HANNAH MONTANA: THE MOVIE
CAROLINE: Ryan, I’ve thanked you many times for seeing children’s films without me, and “Hannah Montana: The Movie” is almost worse because it’s a teen/’tween movie. But you have once again valiantly taken one for the team and seen it sans moi. Discuss.
RYAN: As you know, I’m usually happy to take one for the team since I enjoy children’s films, and even movies that are considered girls’ films. However, this movie may have changed all that. It was one of the worst kids’ movies I’ve ever seen, as someone who owns Barbie movies on DVD, I can speak with authority. This movie was even worse than “Kit Kittredge.”
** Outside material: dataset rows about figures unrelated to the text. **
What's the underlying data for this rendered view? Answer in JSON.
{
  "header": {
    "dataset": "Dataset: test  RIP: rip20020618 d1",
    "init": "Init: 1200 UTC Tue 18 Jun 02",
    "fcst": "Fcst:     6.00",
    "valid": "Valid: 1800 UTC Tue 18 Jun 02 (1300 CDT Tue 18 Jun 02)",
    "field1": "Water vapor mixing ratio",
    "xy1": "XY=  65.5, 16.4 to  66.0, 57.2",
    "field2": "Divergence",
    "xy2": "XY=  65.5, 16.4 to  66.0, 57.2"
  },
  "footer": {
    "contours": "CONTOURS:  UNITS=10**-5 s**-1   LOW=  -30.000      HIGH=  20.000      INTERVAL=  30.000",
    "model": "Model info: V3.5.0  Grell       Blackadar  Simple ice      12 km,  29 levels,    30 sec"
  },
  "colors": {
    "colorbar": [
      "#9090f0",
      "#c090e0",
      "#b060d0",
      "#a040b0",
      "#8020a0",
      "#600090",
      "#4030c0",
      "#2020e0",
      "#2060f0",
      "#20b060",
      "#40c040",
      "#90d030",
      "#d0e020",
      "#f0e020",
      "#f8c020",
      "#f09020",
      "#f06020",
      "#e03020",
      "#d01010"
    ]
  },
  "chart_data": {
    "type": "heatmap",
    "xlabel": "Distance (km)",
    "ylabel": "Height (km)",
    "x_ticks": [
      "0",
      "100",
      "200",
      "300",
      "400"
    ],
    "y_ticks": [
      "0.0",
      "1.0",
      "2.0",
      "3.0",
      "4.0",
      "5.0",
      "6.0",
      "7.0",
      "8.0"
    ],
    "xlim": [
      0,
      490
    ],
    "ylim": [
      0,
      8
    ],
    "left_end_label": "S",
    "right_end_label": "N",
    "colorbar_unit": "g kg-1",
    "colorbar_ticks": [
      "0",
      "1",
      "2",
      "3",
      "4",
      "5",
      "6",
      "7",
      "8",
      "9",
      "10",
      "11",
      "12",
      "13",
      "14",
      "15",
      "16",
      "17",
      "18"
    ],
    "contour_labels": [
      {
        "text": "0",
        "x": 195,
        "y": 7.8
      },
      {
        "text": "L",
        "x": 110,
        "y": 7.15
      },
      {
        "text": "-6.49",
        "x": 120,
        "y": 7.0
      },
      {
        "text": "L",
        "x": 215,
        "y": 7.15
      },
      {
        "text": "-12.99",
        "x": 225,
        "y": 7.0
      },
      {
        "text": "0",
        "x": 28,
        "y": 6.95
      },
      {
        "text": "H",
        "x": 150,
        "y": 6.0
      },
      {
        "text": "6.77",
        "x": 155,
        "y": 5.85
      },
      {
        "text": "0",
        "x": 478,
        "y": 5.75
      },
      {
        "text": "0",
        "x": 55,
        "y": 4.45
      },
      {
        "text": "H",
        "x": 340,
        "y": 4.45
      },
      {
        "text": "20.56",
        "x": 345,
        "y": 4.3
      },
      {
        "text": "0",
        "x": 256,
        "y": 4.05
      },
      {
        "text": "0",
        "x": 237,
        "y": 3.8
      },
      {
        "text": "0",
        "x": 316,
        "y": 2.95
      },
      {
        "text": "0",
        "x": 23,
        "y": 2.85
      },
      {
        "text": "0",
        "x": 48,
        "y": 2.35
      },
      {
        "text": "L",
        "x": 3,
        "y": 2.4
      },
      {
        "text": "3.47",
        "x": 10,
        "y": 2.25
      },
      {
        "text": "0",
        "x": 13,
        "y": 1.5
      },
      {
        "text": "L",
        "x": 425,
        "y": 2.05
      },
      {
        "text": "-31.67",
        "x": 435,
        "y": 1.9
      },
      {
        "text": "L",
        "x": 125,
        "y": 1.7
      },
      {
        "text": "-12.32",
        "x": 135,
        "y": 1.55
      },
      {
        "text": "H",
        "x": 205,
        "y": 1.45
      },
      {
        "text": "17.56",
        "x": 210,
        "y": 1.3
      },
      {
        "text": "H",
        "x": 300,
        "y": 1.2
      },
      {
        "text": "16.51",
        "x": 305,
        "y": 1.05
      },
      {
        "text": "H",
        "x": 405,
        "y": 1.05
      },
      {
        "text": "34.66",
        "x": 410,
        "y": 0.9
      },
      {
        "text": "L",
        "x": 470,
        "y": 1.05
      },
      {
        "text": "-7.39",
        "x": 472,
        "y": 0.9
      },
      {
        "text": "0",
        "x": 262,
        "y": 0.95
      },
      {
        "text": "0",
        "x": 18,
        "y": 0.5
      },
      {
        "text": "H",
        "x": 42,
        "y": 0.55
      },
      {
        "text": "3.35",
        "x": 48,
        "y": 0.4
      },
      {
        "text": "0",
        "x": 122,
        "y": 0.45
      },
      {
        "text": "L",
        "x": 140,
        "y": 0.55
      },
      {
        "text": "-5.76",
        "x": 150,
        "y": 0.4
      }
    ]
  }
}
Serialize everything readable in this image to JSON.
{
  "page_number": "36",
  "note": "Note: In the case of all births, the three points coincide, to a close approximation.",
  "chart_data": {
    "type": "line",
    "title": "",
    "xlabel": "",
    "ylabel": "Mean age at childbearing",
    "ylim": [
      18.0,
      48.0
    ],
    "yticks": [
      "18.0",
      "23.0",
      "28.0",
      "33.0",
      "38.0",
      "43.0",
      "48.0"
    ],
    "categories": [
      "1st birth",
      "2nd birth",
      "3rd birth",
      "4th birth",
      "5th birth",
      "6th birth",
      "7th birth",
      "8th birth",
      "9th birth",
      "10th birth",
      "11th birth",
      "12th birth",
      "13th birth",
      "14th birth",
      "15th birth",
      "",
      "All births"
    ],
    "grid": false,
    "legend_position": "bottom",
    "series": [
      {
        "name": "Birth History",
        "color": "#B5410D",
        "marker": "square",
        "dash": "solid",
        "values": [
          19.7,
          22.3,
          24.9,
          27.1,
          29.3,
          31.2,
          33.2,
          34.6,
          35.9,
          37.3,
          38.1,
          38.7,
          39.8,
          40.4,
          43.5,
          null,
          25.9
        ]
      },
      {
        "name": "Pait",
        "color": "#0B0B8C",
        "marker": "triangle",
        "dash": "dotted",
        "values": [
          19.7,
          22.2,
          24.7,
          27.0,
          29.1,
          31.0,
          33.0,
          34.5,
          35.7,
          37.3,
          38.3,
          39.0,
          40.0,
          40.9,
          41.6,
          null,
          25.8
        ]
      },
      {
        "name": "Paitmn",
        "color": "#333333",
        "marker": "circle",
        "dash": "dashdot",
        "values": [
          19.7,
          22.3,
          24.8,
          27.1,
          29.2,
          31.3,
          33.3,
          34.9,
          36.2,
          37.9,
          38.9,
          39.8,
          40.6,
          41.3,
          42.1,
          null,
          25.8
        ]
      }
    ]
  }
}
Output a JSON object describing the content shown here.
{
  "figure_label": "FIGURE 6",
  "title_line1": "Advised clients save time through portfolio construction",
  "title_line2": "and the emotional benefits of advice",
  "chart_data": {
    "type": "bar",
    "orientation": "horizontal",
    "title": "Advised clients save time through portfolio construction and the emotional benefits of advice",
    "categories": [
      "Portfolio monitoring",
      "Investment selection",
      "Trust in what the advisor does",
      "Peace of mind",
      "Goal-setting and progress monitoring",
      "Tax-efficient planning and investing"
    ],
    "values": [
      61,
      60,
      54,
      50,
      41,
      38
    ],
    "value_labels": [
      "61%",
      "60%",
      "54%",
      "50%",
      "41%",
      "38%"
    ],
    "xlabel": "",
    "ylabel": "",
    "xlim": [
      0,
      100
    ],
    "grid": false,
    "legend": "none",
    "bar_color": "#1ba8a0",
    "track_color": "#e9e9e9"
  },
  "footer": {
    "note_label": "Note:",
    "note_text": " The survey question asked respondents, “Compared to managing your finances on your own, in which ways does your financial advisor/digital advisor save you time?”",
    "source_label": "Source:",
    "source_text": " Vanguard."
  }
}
CAROLINE: Oooh, I shudder. What made it so awful?
RYAN: For starters, Miley Cyrus can’t act. The movie is about a young, entitled Hollywood starlet, Hannah Montana, whose parents drag her home so she can get back to her roots and stop being such a wench. But she never completes the journey. Yes, she takes off her wig and says she just wants to be Miley again, but she’s still entitled and bitchy. There’s no evolution in the character, and the story is absurd, predictable and boring.
CAROLINE: Is there a love interest at least?
RYAN: There is, and he’s very cute. But it’s not that blond guy who was on “Dancing with the Stars” last year. Either way, I so didn’t care because the movie is not well written or acted. Some of her musical performance scenes were OK, but her voice is so overprocessed and Pro-Tooled, it’s crazy.
CAROLINE: What about her dad, Billy Ray Cyrus?
RYAN: He’s better than she is, mercifully.
CAROLINE: Any other actors I’d recognize?
RYAN: Tyra Banks has a cameo in which she embarrasses herself. And Vanessa Williams has a bit part as Hannah Montana’s manager, but she doesn’t have the lighting that graces her on “Ugly Betty,” so she really looks her age.
RYAN: We’ve seen her in person on the red carpet, and she looks OK, but she looked terrible in this. And she overacts too.
— BOTTOM LINE —
RYAN: This movie is a waste of time. Please don’t see it. If you must because you have a young daughter or something, you really won’t enjoy yourself. I spent the second half of the movie barely paying attention and debating as to whether I should get up and walk out. I really wish I had.
CAROLINE: You have my eternal gratitude for seeing this without me.
RYAN: God, please don’t let them make a sequel!